Dia da África é celebrada em Sessão Especial da ALBA

30/05/2019

Políticas públicas para comunidades quilombolas, fundo e fecho de pasto e outras comunidades tradicionais foram debatidas durante Sessão Especial realizada, nesta quinta-feira (30), no Plenário Luís Eduardo Magalhães, da Assembleia Legislativa da Bahia (Alba). O evento reuniu representantes de comunidades quilombolas, de fundo e de fecho de pasto, povos indígenas e outros movimentos sociais que atuam junto a esses segmentos da população baiana.


A sessão foi de iniciativa da Comissão da Promoção da Igualdade da Alba, presidida pela deputada estadual Fátima Nunes, e contou com a presença de representantes do Governo do Estado, Defensoria Pública, Ministério Público e de parlamentares baianos.

Presente ao evento, Josias Gomes, titular da Secretaria de Desenvolvimento Rural (SDR), fez uma contextualização histórica da luta dos quilombolas, nesse Dia da África, que é comemorado oficialmente no dia 25 de maio, e ressaltou a importância de momentos como esse, que retomam o debate sobre direitos e reparação pelos crimes cometidos contra o povo africano aqui no país: “O Governo da Bahia, nos últimos quatro anos, vem juntando esforços no sentido de melhorar as condições de vida das comunidades quilombolas e de fundo e fecho de pasto, com investimentos de R$106 milhões, mostrando a preocupação o compromisso da Bahia, com essa população”.

Para Lílian Xavier, liderança da Comunidade Quilombola do Gaioso, no município de Araçás, Território de Identidade Litoral Norte e Agreste Baiano, é importante debater as políticas públicas para as comunidades quilombolas, que, apesar dos avanços dos últimos anos, ainda necessitam de melhorias: “Eu acho muito importante esse dia aqui, em que tratamos de políticas públicas como as voltadas para a educação. Antes os jovens não faziam faculdade, por que os pais não tinham condições de pagar e muitos já conseguiram acessar o ensino público, por meio da cota quilombola. Outro exemplo em nossa comunidade é a construção de 20 casas".

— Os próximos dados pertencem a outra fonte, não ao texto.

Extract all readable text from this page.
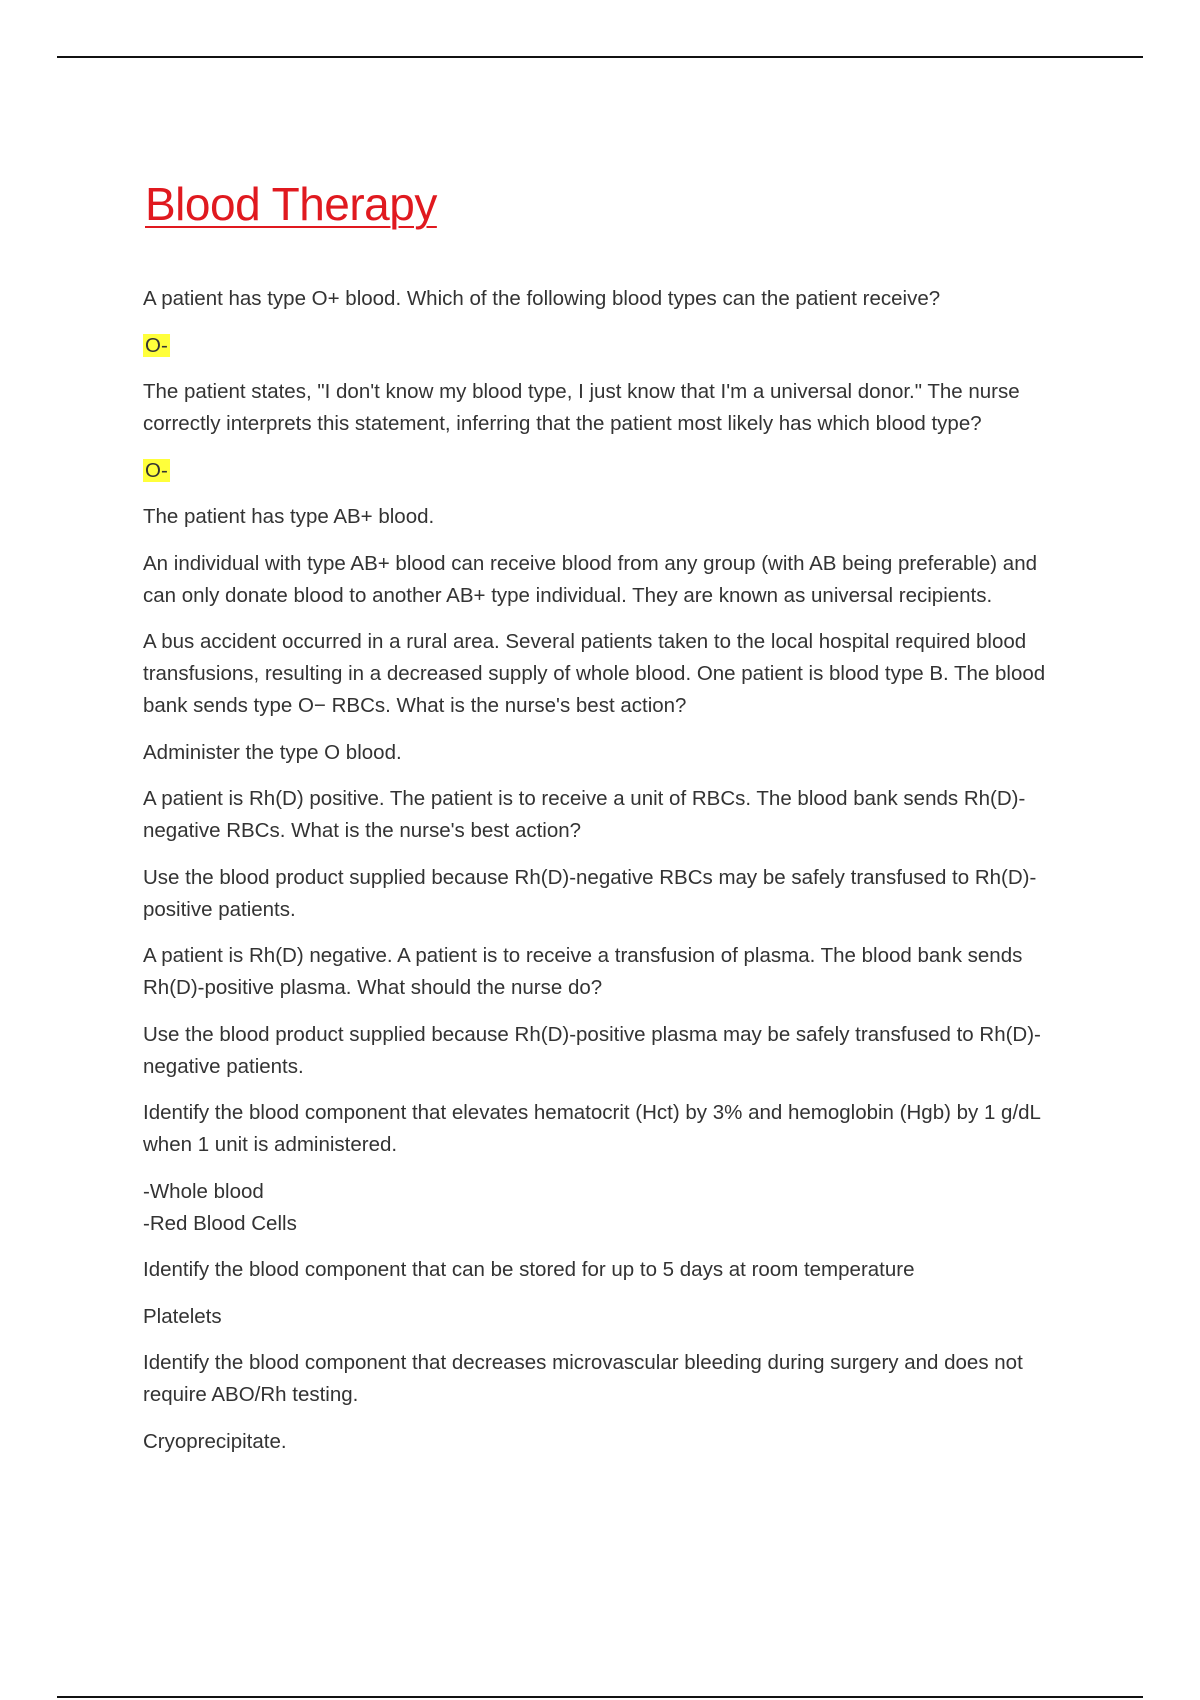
Blood Therapy

A patient has type O+ blood. Which of the following blood types can the patient receive?

O-

The patient states, "I don't know my blood type, I just know that I'm a universal donor." The nurse correctly interprets this statement, inferring that the patient most likely has which blood type?

O-

The patient has type AB+ blood.

An individual with type AB+ blood can receive blood from any group (with AB being preferable) and can only donate blood to another AB+ type individual. They are known as universal recipients.

A bus accident occurred in a rural area. Several patients taken to the local hospital required blood transfusions, resulting in a decreased supply of whole blood. One patient is blood type B. The blood bank sends type O− RBCs. What is the nurse's best action?

Administer the type O blood.

A patient is Rh(D) positive. The patient is to receive a unit of RBCs. The blood bank sends Rh(D)-negative RBCs. What is the nurse's best action?

Use the blood product supplied because Rh(D)-negative RBCs may be safely transfused to Rh(D)-positive patients.

A patient is Rh(D) negative. A patient is to receive a transfusion of plasma. The blood bank sends Rh(D)-positive plasma. What should the nurse do?

Use the blood product supplied because Rh(D)-positive plasma may be safely transfused to Rh(D)-negative patients.

Identify the blood component that elevates hematocrit (Hct) by 3% and hemoglobin (Hgb) by 1 g/dL when 1 unit is administered.

-Whole blood
-Red Blood Cells

Identify the blood component that can be stored for up to 5 days at room temperature

Platelets

Identify the blood component that decreases microvascular bleeding during surgery and does not require ABO/Rh testing.

Cryoprecipitate.
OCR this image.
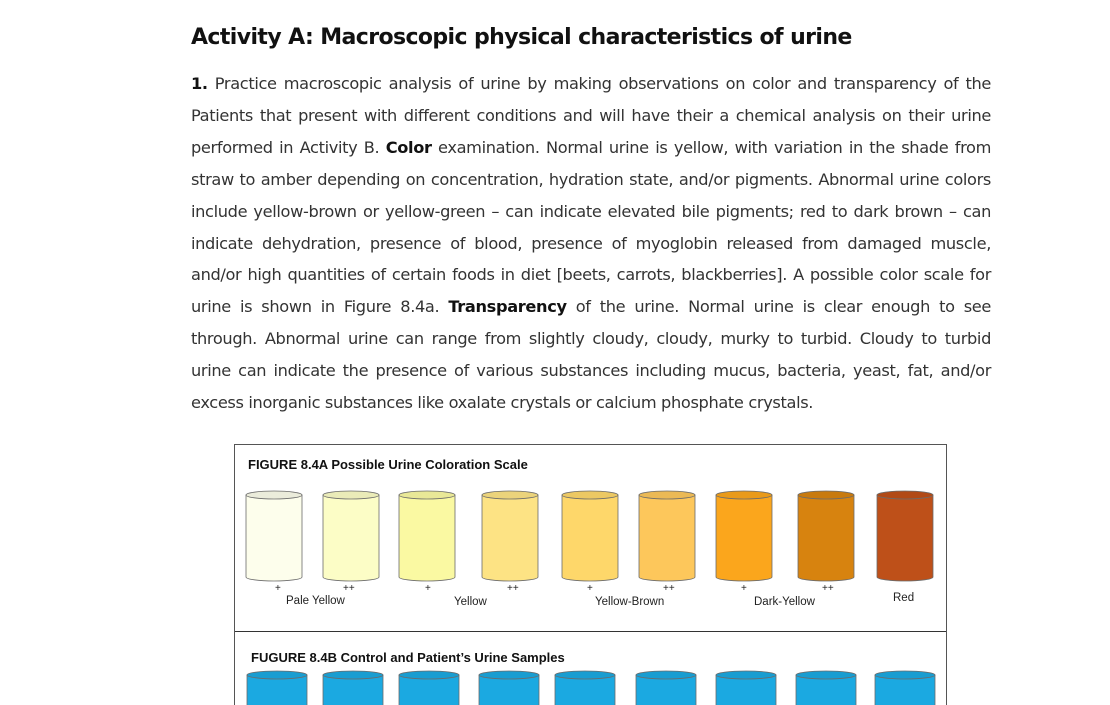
Activity A: Macroscopic physical characteristics of urine
1. Practice macroscopic analysis of urine by making observations on color and transparency of the Patients that present with different conditions and will have their a chemical analysis on their urine performed in Activity B. Color examination. Normal urine is yellow, with variation in the shade from straw to amber depending on concentration, hydration state, and/or pigments. Abnormal urine colors include yellow-brown or yellow-green – can indicate elevated bile pigments; red to dark brown – can indicate dehydration, presence of blood, presence of myoglobin released from damaged muscle, and/or high quantities of certain foods in diet [beets, carrots, blackberries]. A possible color scale for urine is shown in Figure 8.4a. Transparency of the urine. Normal urine is clear enough to see through. Abnormal urine can range from slightly cloudy, cloudy, murky to turbid. Cloudy to turbid urine can indicate the presence of various substances including mucus, bacteria, yeast, fat, and/or excess inorganic substances like oxalate crystals or calcium phosphate crystals.
FIGURE 8.4A Possible Urine Coloration Scale
+	++	+	++	+	++	+	++
Pale Yellow	Yellow	Yellow-Brown	Dark-Yellow	Red
FUGURE 8.4B Control and Patient’s Urine Samples
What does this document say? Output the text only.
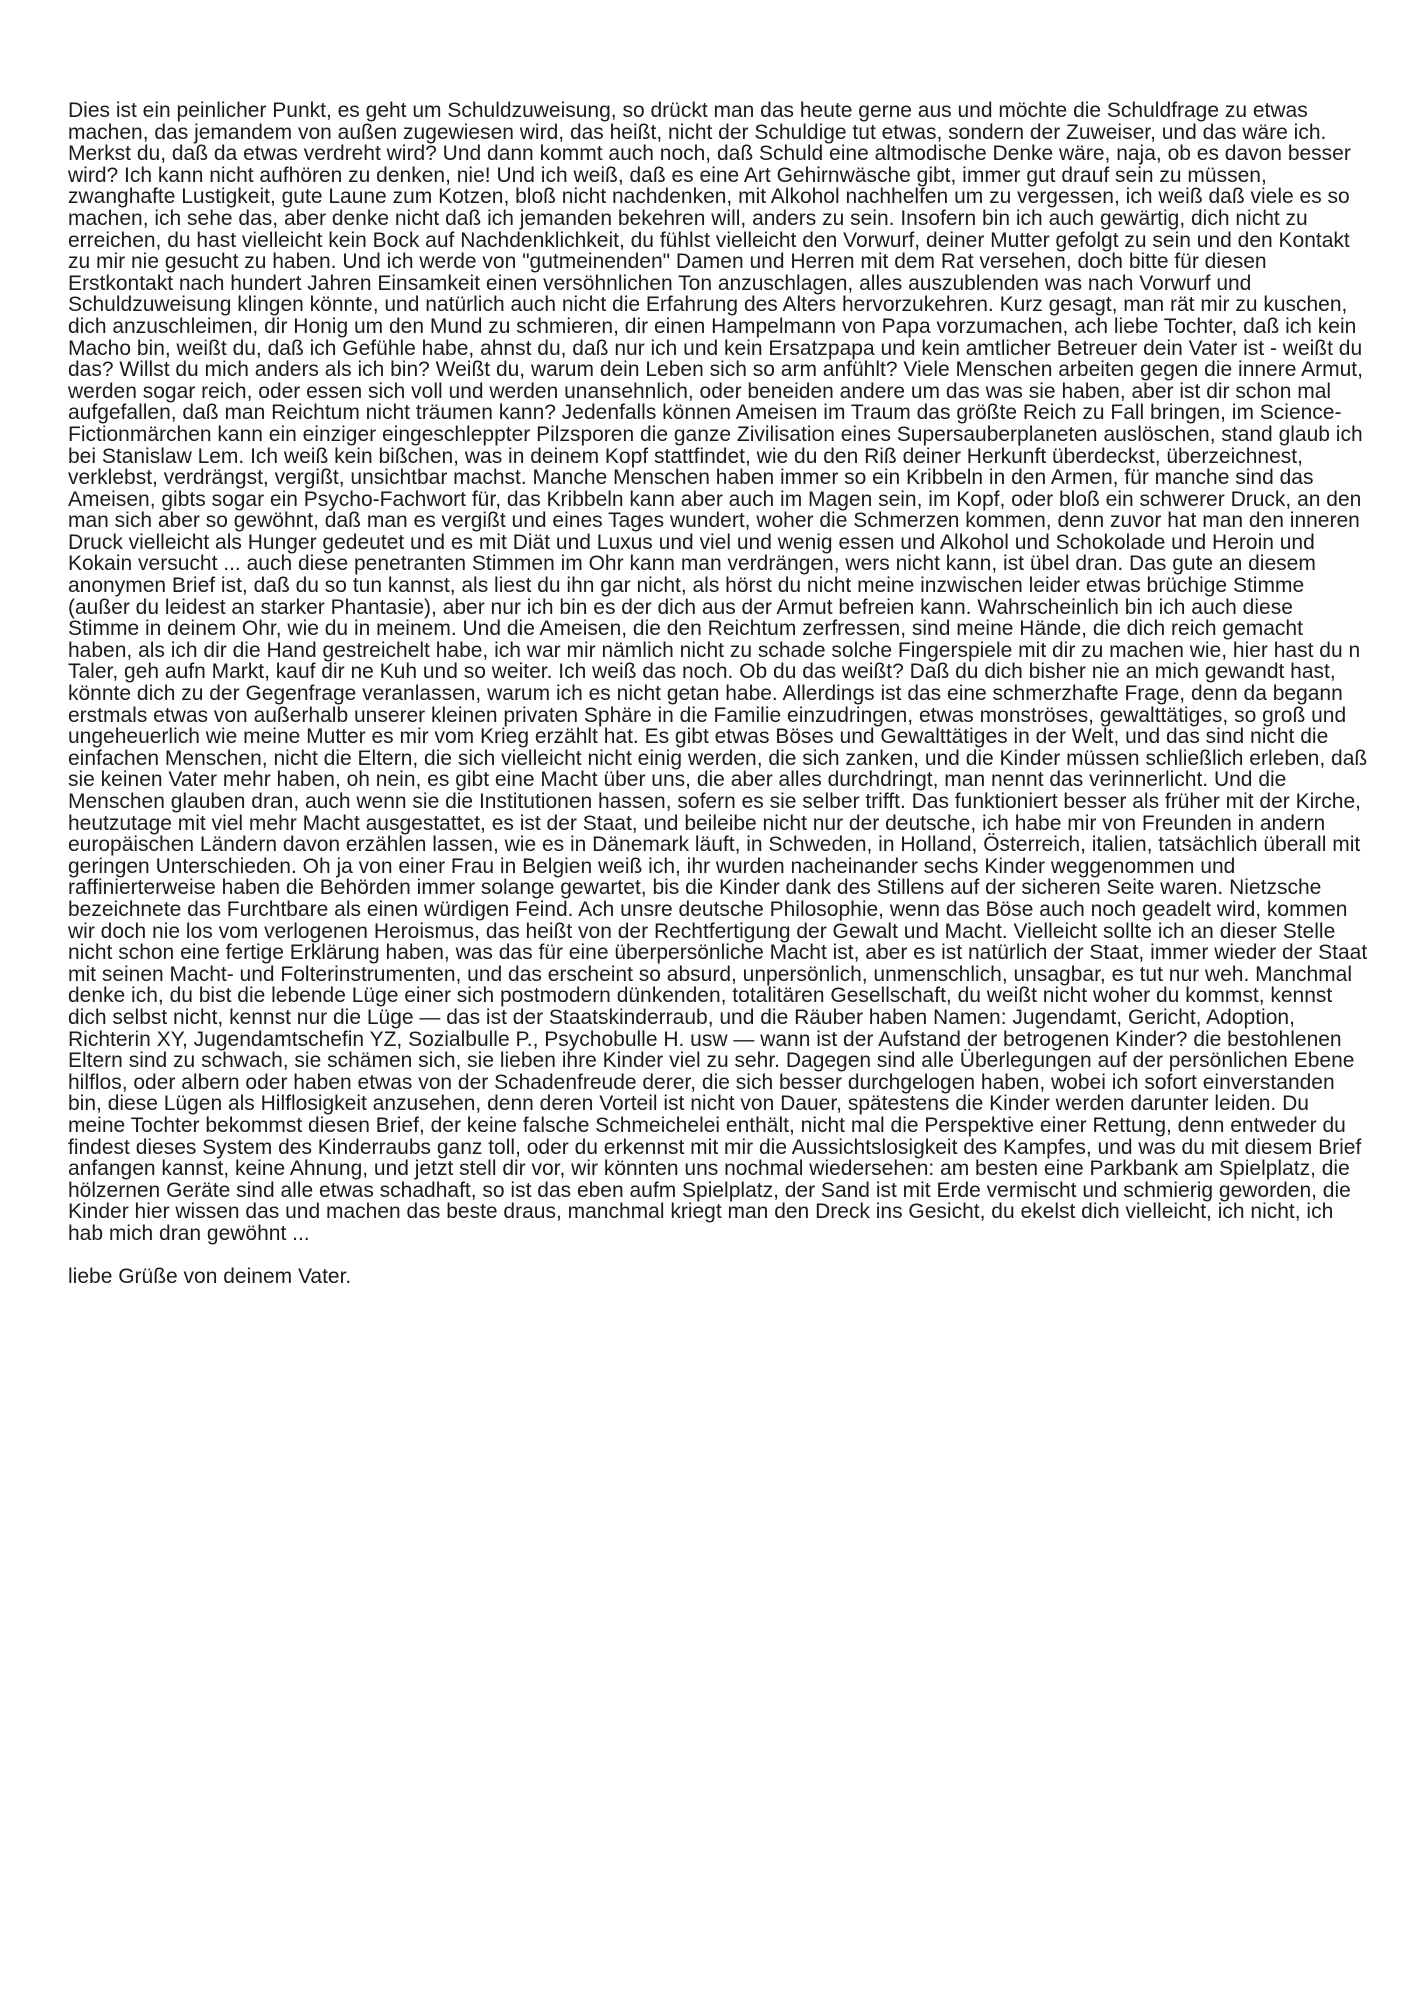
Dies ist ein peinlicher Punkt, es geht um Schuldzuweisung, so drückt man das heute gerne aus und möchte die Schuldfrage zu etwas machen, das jemandem von außen zugewiesen wird, das heißt, nicht der Schuldige tut etwas, sondern der Zuweiser, und das wäre ich. Merkst du, daß da etwas verdreht wird? Und dann kommt auch noch, daß Schuld eine altmodische Denke wäre, naja, ob es davon besser wird? Ich kann nicht aufhören zu denken, nie! Und ich weiß, daß es eine Art Gehirnwäsche gibt, immer gut drauf sein zu müssen, zwanghafte Lustigkeit, gute Laune zum Kotzen, bloß nicht nachdenken, mit Alkohol nachhelfen um zu vergessen, ich weiß daß viele es so machen, ich sehe das, aber denke nicht daß ich jemanden bekehren will, anders zu sein. Insofern bin ich auch gewärtig, dich nicht zu erreichen, du hast vielleicht kein Bock auf Nachdenklichkeit, du fühlst vielleicht den Vorwurf, deiner Mutter gefolgt zu sein und den Kontakt zu mir nie gesucht zu haben. Und ich werde von "gutmeinenden" Damen und Herren mit dem Rat versehen, doch bitte für diesen Erstkontakt nach hundert Jahren Einsamkeit einen versöhnlichen Ton anzuschlagen, alles auszublenden was nach Vorwurf und Schuldzuweisung klingen könnte, und natürlich auch nicht die Erfahrung des Alters hervorzukehren. Kurz gesagt, man rät mir zu kuschen, dich anzuschleimen, dir Honig um den Mund zu schmieren, dir einen Hampelmann von Papa vorzumachen, ach liebe Tochter, daß ich kein Macho bin, weißt du, daß ich Gefühle habe, ahnst du, daß nur ich und kein Ersatzpapa und kein amtlicher Betreuer dein Vater ist - weißt du das? Willst du mich anders als ich bin? Weißt du, warum dein Leben sich so arm anfühlt? Viele Menschen arbeiten gegen die innere Armut, werden sogar reich, oder essen sich voll und werden unansehnlich, oder beneiden andere um das was sie haben, aber ist dir schon mal aufgefallen, daß man Reichtum nicht träumen kann? Jedenfalls können Ameisen im Traum das größte Reich zu Fall bringen, im Science-Fictionmärchen kann ein einziger eingeschleppter Pilzsporen die ganze Zivilisation eines Supersauberplaneten auslöschen, stand glaub ich bei Stanislaw Lem. Ich weiß kein bißchen, was in deinem Kopf stattfindet, wie du den Riß deiner Herkunft überdeckst, überzeichnest, verklebst, verdrängst, vergißt, unsichtbar machst. Manche Menschen haben immer so ein Kribbeln in den Armen, für manche sind das Ameisen, gibts sogar ein Psycho-Fachwort für, das Kribbeln kann aber auch im Magen sein, im Kopf, oder bloß ein schwerer Druck, an den man sich aber so gewöhnt, daß man es vergißt und eines Tages wundert, woher die Schmerzen kommen, denn zuvor hat man den inneren Druck vielleicht als Hunger gedeutet und es mit Diät und Luxus und viel und wenig essen und Alkohol und Schokolade und Heroin und Kokain versucht ... auch diese penetranten Stimmen im Ohr kann man verdrängen, wers nicht kann, ist übel dran. Das gute an diesem anonymen Brief ist, daß du so tun kannst, als liest du ihn gar nicht, als hörst du nicht meine inzwischen leider etwas brüchige Stimme (außer du leidest an starker Phantasie), aber nur ich bin es der dich aus der Armut befreien kann. Wahrscheinlich bin ich auch diese Stimme in deinem Ohr, wie du in meinem. Und die Ameisen, die den Reichtum zerfressen, sind meine Hände, die dich reich gemacht haben, als ich dir die Hand gestreichelt habe, ich war mir nämlich nicht zu schade solche Fingerspiele mit dir zu machen wie, hier hast du n Taler, geh aufn Markt, kauf dir ne Kuh und so weiter. Ich weiß das noch. Ob du das weißt? Daß du dich bisher nie an mich gewandt hast, könnte dich zu der Gegenfrage veranlassen, warum ich es nicht getan habe. Allerdings ist das eine schmerzhafte Frage, denn da begann erstmals etwas von außerhalb unserer kleinen privaten Sphäre in die Familie einzudringen, etwas monströses, gewalttätiges, so groß und ungeheuerlich wie meine Mutter es mir vom Krieg erzählt hat. Es gibt etwas Böses und Gewalttätiges in der Welt, und das sind nicht die einfachen Menschen, nicht die Eltern, die sich vielleicht nicht einig werden, die sich zanken, und die Kinder müssen schließlich erleben, daß sie keinen Vater mehr haben, oh nein, es gibt eine Macht über uns, die aber alles durchdringt, man nennt das verinnerlicht. Und die Menschen glauben dran, auch wenn sie die Institutionen hassen, sofern es sie selber trifft. Das funktioniert besser als früher mit der Kirche, heutzutage mit viel mehr Macht ausgestattet, es ist der Staat, und beileibe nicht nur der deutsche, ich habe mir von Freunden in andern europäischen Ländern davon erzählen lassen, wie es in Dänemark läuft, in Schweden, in Holland, Österreich, italien, tatsächlich überall mit geringen Unterschieden. Oh ja von einer Frau in Belgien weiß ich, ihr wurden nacheinander sechs Kinder weggenommen und raffinierterweise haben die Behörden immer solange gewartet, bis die Kinder dank des Stillens auf der sicheren Seite waren. Nietzsche bezeichnete das Furchtbare als einen würdigen Feind. Ach unsre deutsche Philosophie, wenn das Böse auch noch geadelt wird, kommen wir doch nie los vom verlogenen Heroismus, das heißt von der Rechtfertigung der Gewalt und Macht. Vielleicht sollte ich an dieser Stelle nicht schon eine fertige Erklärung haben, was das für eine überpersönliche Macht ist, aber es ist natürlich der Staat, immer wieder der Staat mit seinen Macht- und Folterinstrumenten, und das erscheint so absurd, unpersönlich, unmenschlich, unsagbar, es tut nur weh. Manchmal denke ich, du bist die lebende Lüge einer sich postmodern dünkenden, totalitären Gesellschaft, du weißt nicht woher du kommst, kennst dich selbst nicht, kennst nur die Lüge — das ist der Staatskinderraub, und die Räuber haben Namen: Jugendamt, Gericht, Adoption, Richterin XY, Jugendamtschefin YZ, Sozialbulle P., Psychobulle H. usw — wann ist der Aufstand der betrogenen Kinder? die bestohlenen Eltern sind zu schwach, sie schämen sich, sie lieben ihre Kinder viel zu sehr. Dagegen sind alle Überlegungen auf der persönlichen Ebene hilflos, oder albern oder haben etwas von der Schadenfreude derer, die sich besser durchgelogen haben, wobei ich sofort einverstanden bin, diese Lügen als Hilflosigkeit anzusehen, denn deren Vorteil ist nicht von Dauer, spätestens die Kinder werden darunter leiden. Du meine Tochter bekommst diesen Brief, der keine falsche Schmeichelei enthält, nicht mal die Perspektive einer Rettung, denn entweder du findest dieses System des Kinderraubs ganz toll, oder du erkennst mit mir die Aussichtslosigkeit des Kampfes, und was du mit diesem Brief anfangen kannst, keine Ahnung, und jetzt stell dir vor, wir könnten uns nochmal wiedersehen: am besten eine Parkbank am Spielplatz, die hölzernen Geräte sind alle etwas schadhaft, so ist das eben aufm Spielplatz, der Sand ist mit Erde vermischt und schmierig geworden, die Kinder hier wissen das und machen das beste draus, manchmal kriegt man den Dreck ins Gesicht, du ekelst dich vielleicht, ich nicht, ich hab mich dran gewöhnt ...

liebe Grüße von deinem Vater.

Para a titular da Secretaria de Promoção da Igualdade (Sepromi), Fabya Reis, é importante visibilizar os povos e comunidades tradicionais: “Hoje, que a gente celebra esse autorreconhecimento, a Sepromi tem a missão de articular as políticas e trazer essa mensagem para a sociedade. A luta antirracista é uma luta de todos, de negros e não negros. Essa Sessão Especial faz referência a um dia de resistência e de pedido de igualdade racial”.

Para a presidente da Comissão da Promoção da Igualdade, deputada Fátima Nunes, pensar na igualdade é sentir o tamanho do desafio: “A gente não aceita nenhum tipo de discriminação ou de perseguição. Estamos aqui para dar o nosso grito de continuidade na luta pela liberdade de um povo. O povo negro existe e resiste e precisa viver feliz, com dignidade como todos os outros povos”.